Nous savons qu’aujourd’hui pour parler à une certaine frange de la population, il faut utiliser les réseaux sociaux.Nous savons qu’il y a beaucoup de travail à faire mais nous avons des consultants qui vont nous accompagner pour identifier les besoins. Une enquête de référence portant sur les 8 pays est prévue en 2020 et devra qui étudier l’offre et la demande.
La BCEAO a annoncé prochainement l’interopérabilité du système financier dans la zone UEMOA. Où en est-on, exactement ?
Le projet qui a été initié depuis 2017, est très avancé. Ce n’est pas facile parce que nous avons 140 établissements dans notre zone. Et nous avons 8 pays.Nous avons retenu l’option d’écouter tous les acteurs pendant 6 mois, de janvier à juin 2019. Nous nous sommes réunis avec tous les acteurs et tous les types de structures qui existent dans la zone.
On a réfléchi ensemble et défini les spécifications techniques opérationnelles de cette infrastructure que nous allons mettre en œuvre l’année prochaine. Donc, cela a été fait lors d’une concertation organisée au mois de septembre. Un plan de déploiement a été mise en œuvre. Bientôt nous allons lancer un appel d’offre international pour acheter la solution qui permettra aux populations de l’Union de faire des transactions dans les 8 pays de l’UEMOA.
Pouvez-vous donner le taux d’inclusion financière entre 2018 et 2019 ?
Nous n’avons pas encore toutes les statistiques 2019. Donc, je pourrais juste vous donnez le taux d’inclusion financière de 2018 qui se chiffre à 57,1%.Nous savons que dans notre zone, nous avons ce défi de multibancarité et il nous faudra avoir des outils pour identifier chaque personne grâce à l’identification numérique.Ce taux d’inclusion financière englobe le secteur de la microfinance et le secteur des services financiers via le téléphone mobile. Ces deux secteurs ont fortement contribué au relèvement de ce taux d’inclusion financière.
La BCEAO projette un taux d’inclusion financière de 75 % d’ici 2020. Pourra-t-elle atteindre cet objectif ?
Peut-être ! On avait projeté 2020 puisque les documents ont été adoptés en 2016. Mais il a fallu 2 ans pour mobiliser toutes les ressources pour entamer la mise en œuvre de la stratégie régionale d’inclusion financière.

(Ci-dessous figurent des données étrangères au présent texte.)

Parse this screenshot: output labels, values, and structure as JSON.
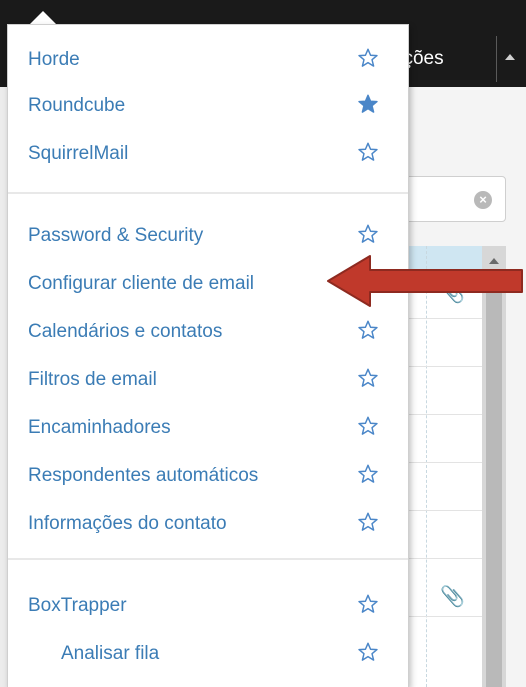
{
  "topbar": {
    "label": "urações"
  },
  "menu": {
    "items": [
      {
        "label": "Horde",
        "starred": false
      },
      {
        "label": "Roundcube",
        "starred": true
      },
      {
        "label": "SquirrelMail",
        "starred": false
      },
      {
        "label": "Password & Security",
        "starred": false
      },
      {
        "label": "Configurar cliente de email",
        "starred": null
      },
      {
        "label": "Calendários e contatos",
        "starred": false
      },
      {
        "label": "Filtros de email",
        "starred": false
      },
      {
        "label": "Encaminhadores",
        "starred": false
      },
      {
        "label": "Respondentes automáticos",
        "starred": false
      },
      {
        "label": "Informações do contato",
        "starred": false
      },
      {
        "label": "BoxTrapper",
        "starred": false
      },
      {
        "label": "Analisar fila",
        "starred": false
      }
    ]
  },
  "colors": {
    "link": "#3b7cb5",
    "star_filled": "#4a86c8",
    "arrow": "#c0392b"
  },
  "icons": {
    "star": "star-icon",
    "attachment": "paperclip-icon",
    "clear": "clear-search-icon"
  }
}
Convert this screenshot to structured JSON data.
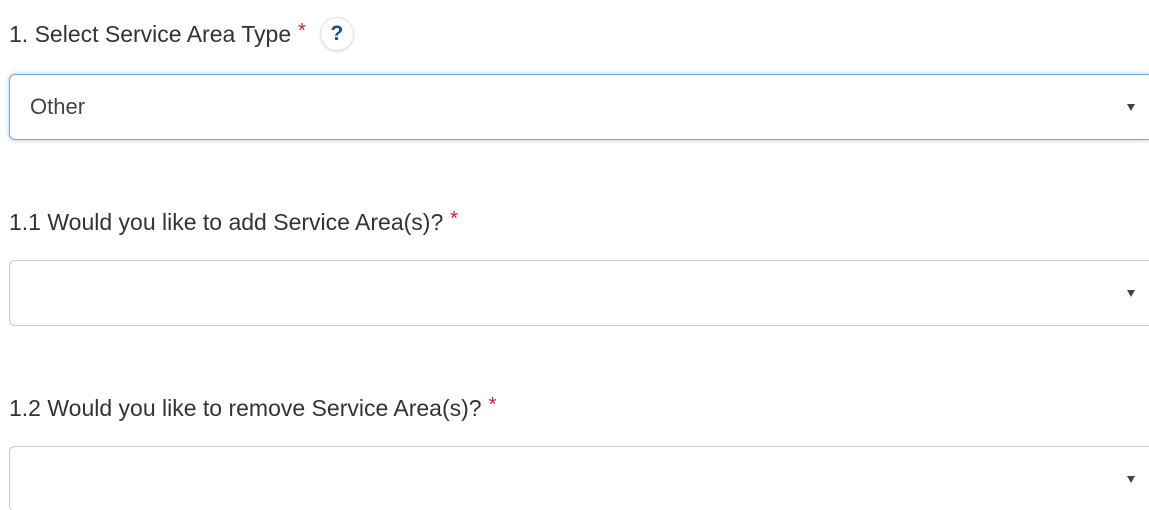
{
  "questions": [
    {
      "label": "1. Select Service Area Type",
      "required_mark": "*",
      "help_label": "?",
      "select_value": "Other"
    },
    {
      "label": "1.1 Would you like to add Service Area(s)?",
      "required_mark": "*",
      "select_value": ""
    },
    {
      "label": "1.2 Would you like to remove Service Area(s)?",
      "required_mark": "*",
      "select_value": ""
    }
  ],
  "colors": {
    "required": "#e31b23",
    "help_icon": "#1f4e8c",
    "focus_border": "#7ea8d6",
    "text": "#333333"
  }
}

Donc, nous disons qu’à partir de l’année dernière, où les instances ont été mises en place et les stratégies adaptées, nous pensons qu’à l’horizon de 5 ans, nous atteindrons ce taux d’inclusion financière de 75%.
Nous sommes aujourd’hui à 57, 1% avec tous les projets que nous avons présentés et qui sont en cours de déroulement au sein de la Banque Centrale et des Etats. Nous pensons que ce taux sera atteint.
Quelles sont les contraintes majeures que la BCEAO rencontre dans sa stratégie d’inclusion financière ?
Je dirais qu’il faut de la stratégie régionale d’inclusion financière. Les contraintes majeures, c’est surtout la coordination, la mobilisation des acteurs et des parties prenantes.
Je profite de cette occasion pour lancer un appel à tous acteurs au niveau des Etats, de toutes les structures étatiques. Durant la conférence, il a été question des ministères chargés du développement des infrastructures, de l’énergie et de la télécommunication.
Sans la télécommunication, nous n’aurons pas de services financiers via la téléphonie mobile.Nous avons été Interpellé durant cette conférence par le secteur agricole qui doit être impliquée dans les travaux en cours au niveau des pays.
Je pense que si nous réussissons le pari de la mobilisation et de la coordination des activités, nous aurons un mouvement d’ensemble de l’UEMOA pour atteindre les objectifs assignés.
La feuille de route de la BCEAO pour 2020 ?
2020, sera l’année de mise en œuvre du projet d’interopérabilité du système financier. Nous pensons que les premiers services seront les transferts et les paiements.
Nous avons également la mise en œuvre du programme régional de l’éducation financière. Et le troisième volet portera sur les enquêtes de références au niveau des 8 pays de l’UEMOA ainsi que sur le cadre réglementaire qui doit connaitre des réformes majeures.